It strikes me that no one was making a big deal about how they were helping these women to break boundaries.  In 1931, Mrs. Joseph Cahill gave the introductory report to the Club’s women composers program, commenting on women’s musical activity, which was “encouraged hesitatingly more than 200 years ago, but is now well patterned with creative effort.”  In other words, in Clinton, Iowa, by the early twentieth century women composers were completely normal.  When a chamber group from the Minneapolis Symphony Orchestra appeared in Clinton in 1910, the soprano sang a Lied by Clara Schumann. The chapter of another women’s organization, the National League of American Pen Women, in Knoxville, Tennessee, programmed their members’ music for twenty years, beginning in the 1920s, performing the music of some seventy women.  If you’d picked up a copy of Better Homes and Gardens in December 1925, you could have read how Amy Beach’s song, “The Year’s at the Spring” was a “best-seller.”  Or you if saw the movie, Remember the Night when it came out in 1940, you’d discover that “everybody” could sing Carrie Jacobs-Bond’s “A Perfect Day.”
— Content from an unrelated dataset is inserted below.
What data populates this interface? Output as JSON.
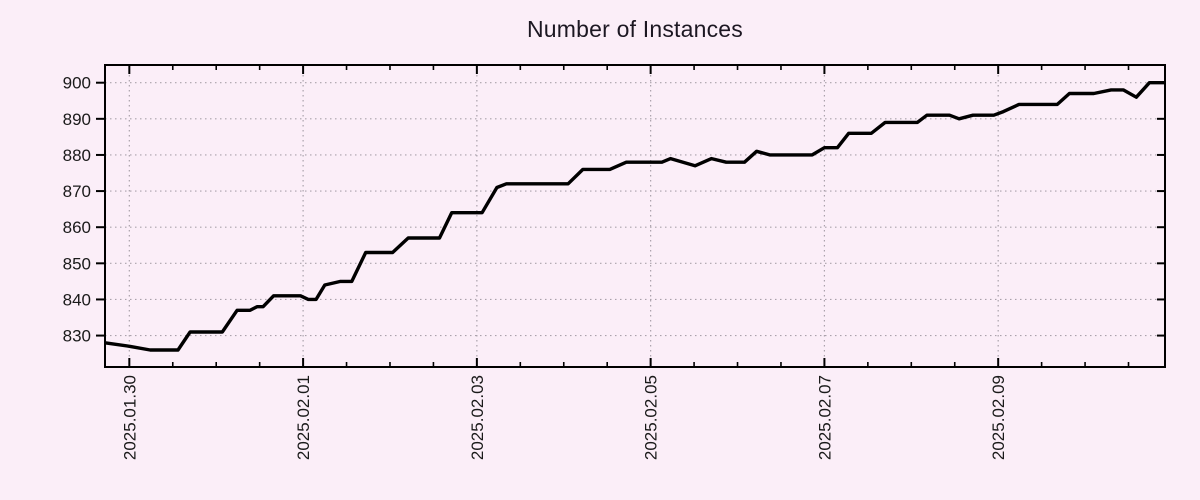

Yet here we are, recovering the women composers again, in spite of the fact that most of them have been here all along.  I’m not underestimating the very real obstacles that women have faced, both in the past and today, and I’m grateful for genuine musicological “finds,” for Hensel’s Das Jahr and Price’s Piano Concerto.  But I wonder if the way we shape the recovery narrative actually does more to hurt than to help.  In heroically and repeatedly solving the problem by letting women in, we reinforce their outsider status, and there they stay, waiting for us to let them in again.  The Clinton Harmonic Club should remind us that the problem is not that women composers were lost to history.  If they aren’t getting performed now, the problem is us.